January auto sales rise 14% y-o-y but sentiment improving at a snail’s pace, says FADA
- Auto sales in January 2023 were down 8% from the pre-Covid month of January 2020, says data from FADA.
- Cost of ownership has shot up significantly while disposable income has not increased in the same ratio, says Manish Raj Singhania, president of FADA.
- The 3-wheeler segment has almost clawed back to pre-pandemic levels.
- FADA predicts that China’s factory activity gaining pace can fuel further growth in passenger vehicle sales.
AdvertisementCompared to last year, India’s January auto sales are robust as total vehicles sold increased by around 14%. But that, however, is not the whole story. Even as the pandemic seems to be behind us, auto sales have not yet reached their pre-Covid levels.
As compared to January 2020, auto sales in January 2023 were down by 8%, says data by Federation of Automobile Dealers Associations or FADA.
“While sentiments are improving at a snail’s pace and are better than what it was a year ago, rural market is yet to fully come to the party as cost of ownership has shot up significantly while disposable income has not increased in the same ratio,” said Manish Raj Singhania, president of FADA.
A recent report by JM Financial also said that the Union Budget 2023-24 had no specific triggers for rural growth. That would affect their spending capability with a spillover effect on the 2-wheeler segment.
“In the absence of a specific focus on the rural economy in the Union Budget for 2023-24, analysts don't see immediate triggers for revival in the rural economy. Moreover, in the absence of specific or enhancement of allocation towards the rural economy, we believe that the rural environment would have to revive on its own. Hence, we would view businesses dealing with price-sensitive low-ticket items as less likely to benefit,” the JM Financial report said.
When compared to January 2021 and pre-covid month of January 2020, sales of two-wheelers fell by 7% and 13%, respectively. However, on a year-on-year basis (compared to January 2022), it did show a growth of 10%.
The economic survey 2022-23 tabled in the Parliament said that rural wages will rise at a steady positive rate as inflation is expected to soften thus translating into rise in real wages. “We are hopeful that this will have its rub-off effect with a rise in 2-wheeler sales going ahead,” FADA says in its outlook.
January 2023 auto sales data
|Category||January 2023||January 2022||YOY change|
|Total (incl others)||18,26,669||16,08,505||13.56%|
3Ws win the race
Three-wheelers (3Ws), on the other hand, are having a much better run. Not only did they show a robust growth since last year, they are also closing the gap with the pre-Covid levels. They are down by a mere 3% as compared to the pre-Covid levels with a robust year-on-year growth of 59%.
“EV FAME-2 subsidy along with demand from commercial 3W space is fuelling healthy growth. The segment has shown tremendous resilience and has almost clawed back to pre-pandemic levels,” FADA said. It also hopes that the enhanced income tax rebate can accelerate the demand for 2Ws as well as entry-level passenger vehicles (PVs).
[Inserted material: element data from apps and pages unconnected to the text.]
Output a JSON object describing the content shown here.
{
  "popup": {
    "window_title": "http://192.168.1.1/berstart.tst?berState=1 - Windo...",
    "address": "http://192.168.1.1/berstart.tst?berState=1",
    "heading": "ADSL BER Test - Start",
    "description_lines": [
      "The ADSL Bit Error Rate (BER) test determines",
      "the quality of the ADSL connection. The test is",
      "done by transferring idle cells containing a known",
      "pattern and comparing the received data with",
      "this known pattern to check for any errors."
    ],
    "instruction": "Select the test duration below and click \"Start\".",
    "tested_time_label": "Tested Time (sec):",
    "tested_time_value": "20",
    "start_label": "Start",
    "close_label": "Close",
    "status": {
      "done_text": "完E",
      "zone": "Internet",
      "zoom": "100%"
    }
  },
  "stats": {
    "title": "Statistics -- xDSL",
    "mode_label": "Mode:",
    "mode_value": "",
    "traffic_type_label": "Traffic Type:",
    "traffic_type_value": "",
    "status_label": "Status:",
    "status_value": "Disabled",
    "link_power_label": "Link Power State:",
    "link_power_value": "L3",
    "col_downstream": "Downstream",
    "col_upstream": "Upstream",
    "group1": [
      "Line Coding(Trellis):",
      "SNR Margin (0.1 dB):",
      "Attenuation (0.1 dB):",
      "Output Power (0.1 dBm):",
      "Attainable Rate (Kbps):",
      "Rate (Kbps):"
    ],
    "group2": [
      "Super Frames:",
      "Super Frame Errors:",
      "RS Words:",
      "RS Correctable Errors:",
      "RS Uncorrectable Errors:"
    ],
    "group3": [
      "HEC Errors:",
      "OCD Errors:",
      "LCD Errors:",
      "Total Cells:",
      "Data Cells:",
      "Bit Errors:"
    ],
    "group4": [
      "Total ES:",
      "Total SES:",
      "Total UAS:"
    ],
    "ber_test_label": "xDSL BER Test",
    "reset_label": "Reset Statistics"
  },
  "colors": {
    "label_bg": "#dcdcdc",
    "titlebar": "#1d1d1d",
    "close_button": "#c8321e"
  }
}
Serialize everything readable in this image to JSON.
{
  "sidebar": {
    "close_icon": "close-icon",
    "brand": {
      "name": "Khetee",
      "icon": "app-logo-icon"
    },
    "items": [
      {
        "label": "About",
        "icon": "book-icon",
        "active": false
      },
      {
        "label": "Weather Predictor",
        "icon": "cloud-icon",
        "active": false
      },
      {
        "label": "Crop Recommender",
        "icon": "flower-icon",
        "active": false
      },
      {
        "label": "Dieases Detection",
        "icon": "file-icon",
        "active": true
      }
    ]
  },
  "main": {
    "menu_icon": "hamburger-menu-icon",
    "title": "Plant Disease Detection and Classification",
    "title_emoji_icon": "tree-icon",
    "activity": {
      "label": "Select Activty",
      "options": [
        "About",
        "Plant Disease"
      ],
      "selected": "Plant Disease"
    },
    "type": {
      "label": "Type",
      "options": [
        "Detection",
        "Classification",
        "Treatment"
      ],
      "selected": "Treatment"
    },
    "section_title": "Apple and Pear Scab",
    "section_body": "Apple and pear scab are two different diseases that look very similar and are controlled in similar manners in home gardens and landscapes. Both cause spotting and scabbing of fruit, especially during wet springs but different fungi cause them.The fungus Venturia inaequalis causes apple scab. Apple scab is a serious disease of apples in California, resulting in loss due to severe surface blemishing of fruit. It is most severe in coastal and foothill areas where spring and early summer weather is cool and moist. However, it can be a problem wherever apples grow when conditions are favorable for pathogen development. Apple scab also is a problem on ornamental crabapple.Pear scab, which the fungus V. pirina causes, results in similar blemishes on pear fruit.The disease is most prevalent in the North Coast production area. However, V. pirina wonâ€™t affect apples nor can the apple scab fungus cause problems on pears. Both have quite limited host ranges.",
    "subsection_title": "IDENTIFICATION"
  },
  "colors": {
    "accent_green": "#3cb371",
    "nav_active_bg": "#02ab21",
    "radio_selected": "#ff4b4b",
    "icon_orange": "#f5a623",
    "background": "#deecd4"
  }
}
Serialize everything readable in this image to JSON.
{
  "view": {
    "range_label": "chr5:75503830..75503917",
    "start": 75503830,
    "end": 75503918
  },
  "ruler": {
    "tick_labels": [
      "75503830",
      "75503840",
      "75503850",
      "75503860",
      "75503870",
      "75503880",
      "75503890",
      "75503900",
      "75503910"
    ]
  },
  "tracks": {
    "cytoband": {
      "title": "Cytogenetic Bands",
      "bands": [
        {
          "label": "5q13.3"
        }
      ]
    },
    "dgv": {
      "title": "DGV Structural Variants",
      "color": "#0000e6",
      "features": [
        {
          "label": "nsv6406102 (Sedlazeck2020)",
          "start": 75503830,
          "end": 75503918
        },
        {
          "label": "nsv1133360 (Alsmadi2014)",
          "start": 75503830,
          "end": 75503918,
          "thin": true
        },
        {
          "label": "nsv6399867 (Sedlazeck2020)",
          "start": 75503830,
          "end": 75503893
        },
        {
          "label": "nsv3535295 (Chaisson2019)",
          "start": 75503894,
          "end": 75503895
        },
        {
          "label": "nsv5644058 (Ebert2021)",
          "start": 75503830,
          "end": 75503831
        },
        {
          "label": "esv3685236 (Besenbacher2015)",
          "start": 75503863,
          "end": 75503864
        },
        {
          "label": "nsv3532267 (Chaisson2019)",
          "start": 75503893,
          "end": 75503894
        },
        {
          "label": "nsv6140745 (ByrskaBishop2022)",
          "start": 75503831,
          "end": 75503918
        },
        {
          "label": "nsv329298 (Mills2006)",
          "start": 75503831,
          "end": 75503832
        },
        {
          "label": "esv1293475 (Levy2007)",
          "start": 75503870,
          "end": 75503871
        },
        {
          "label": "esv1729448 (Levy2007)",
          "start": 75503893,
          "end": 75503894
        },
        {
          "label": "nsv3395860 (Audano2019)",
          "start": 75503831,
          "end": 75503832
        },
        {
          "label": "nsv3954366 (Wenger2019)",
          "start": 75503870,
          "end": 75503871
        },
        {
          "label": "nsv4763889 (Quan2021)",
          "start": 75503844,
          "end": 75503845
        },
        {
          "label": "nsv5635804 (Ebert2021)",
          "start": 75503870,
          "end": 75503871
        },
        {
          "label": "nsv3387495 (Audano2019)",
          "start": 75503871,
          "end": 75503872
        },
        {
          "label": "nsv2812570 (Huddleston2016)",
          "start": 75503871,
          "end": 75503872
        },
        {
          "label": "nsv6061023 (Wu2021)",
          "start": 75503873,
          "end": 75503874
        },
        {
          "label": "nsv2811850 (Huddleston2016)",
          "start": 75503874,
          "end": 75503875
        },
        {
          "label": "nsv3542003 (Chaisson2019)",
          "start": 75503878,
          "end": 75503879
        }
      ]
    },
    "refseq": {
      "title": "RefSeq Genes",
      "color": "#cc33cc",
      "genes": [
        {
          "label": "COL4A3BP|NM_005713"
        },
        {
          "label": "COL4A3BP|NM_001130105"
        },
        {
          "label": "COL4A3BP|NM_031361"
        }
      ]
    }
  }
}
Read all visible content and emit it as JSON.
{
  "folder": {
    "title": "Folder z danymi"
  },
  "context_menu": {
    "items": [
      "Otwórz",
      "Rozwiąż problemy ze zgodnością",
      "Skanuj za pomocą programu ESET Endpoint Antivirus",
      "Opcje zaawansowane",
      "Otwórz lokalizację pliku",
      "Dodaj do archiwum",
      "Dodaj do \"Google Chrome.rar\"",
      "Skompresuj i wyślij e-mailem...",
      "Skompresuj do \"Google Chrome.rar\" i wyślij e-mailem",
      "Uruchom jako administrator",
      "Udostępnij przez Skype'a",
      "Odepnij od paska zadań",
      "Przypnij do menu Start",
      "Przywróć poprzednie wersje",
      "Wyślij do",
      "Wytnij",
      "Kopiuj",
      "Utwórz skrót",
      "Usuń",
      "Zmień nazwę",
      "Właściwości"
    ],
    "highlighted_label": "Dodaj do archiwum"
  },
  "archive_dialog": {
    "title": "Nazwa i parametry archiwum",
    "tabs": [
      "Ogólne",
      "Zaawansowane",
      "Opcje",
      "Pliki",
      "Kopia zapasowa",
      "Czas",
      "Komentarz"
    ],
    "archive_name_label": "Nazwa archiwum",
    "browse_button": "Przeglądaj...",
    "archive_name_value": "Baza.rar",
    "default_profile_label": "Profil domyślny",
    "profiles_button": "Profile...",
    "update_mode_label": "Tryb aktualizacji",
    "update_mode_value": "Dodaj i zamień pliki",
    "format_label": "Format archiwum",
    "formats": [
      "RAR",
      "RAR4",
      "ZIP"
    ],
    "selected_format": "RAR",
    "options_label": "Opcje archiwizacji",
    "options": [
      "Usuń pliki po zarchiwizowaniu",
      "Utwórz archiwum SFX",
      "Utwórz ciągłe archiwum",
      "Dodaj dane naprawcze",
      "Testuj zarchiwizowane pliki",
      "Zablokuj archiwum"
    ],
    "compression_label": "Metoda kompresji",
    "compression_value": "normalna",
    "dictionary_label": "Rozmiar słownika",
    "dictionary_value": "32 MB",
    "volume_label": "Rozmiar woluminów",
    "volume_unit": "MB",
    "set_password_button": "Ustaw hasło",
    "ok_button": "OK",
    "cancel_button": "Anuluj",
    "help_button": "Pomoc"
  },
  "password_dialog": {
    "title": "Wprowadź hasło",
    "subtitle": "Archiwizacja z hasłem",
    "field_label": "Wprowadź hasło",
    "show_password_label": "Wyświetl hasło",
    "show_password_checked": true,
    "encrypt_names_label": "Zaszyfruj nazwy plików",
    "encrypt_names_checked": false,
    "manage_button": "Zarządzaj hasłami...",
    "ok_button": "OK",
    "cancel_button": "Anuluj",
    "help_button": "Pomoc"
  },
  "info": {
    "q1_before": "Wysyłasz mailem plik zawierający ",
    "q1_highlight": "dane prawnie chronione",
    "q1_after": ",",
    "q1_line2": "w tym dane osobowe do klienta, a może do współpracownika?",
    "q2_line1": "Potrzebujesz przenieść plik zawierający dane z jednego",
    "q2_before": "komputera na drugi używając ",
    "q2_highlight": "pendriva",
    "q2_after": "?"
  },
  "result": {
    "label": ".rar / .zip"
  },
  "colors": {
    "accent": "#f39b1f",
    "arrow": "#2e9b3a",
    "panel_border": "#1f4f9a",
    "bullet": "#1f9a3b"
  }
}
The PV segment continues to perform well with a growth of 22% year-on-year. It has also grown 8% from its pre-Covid levels. “While good enquiry, healthy bookings and improved supplies are helping aid this segment, it is the entry level sub-segment which is still feeling the pinch,” said Singhania.
While waiting periods for some models have come down, compact SUVs, SUVs and luxury vehicles continue to witness minimum waiting of 2-3 months.
FADA predicts that with China’s factory activity once again gaining pace, global supplies of parts and semiconductors will see a recovery, thus aiding better vehicle supplies and lower waiting period in future. “This will further fuel growth for the already healthy passenger vehicle category,” the industry body says.
The Commercial Vehicle (CV) category has also shown robust growth by growing 16% year-on-year, and 6% from the pre-Covid month of January 2020. Continued demand in the market due to replacement of fleet, growth in freight availability and government’s consistent push for infrastructure projects has helped the CV segment rise above pre-Covid numbers.
“The capital outlay of ₹10 lakh crore for infrastructure spending will help aid CV sales, which is already witnessing an upswing,” FADA says, adding that reduction in surcharge for highest tax payers could also benefit high-end vehicle sales.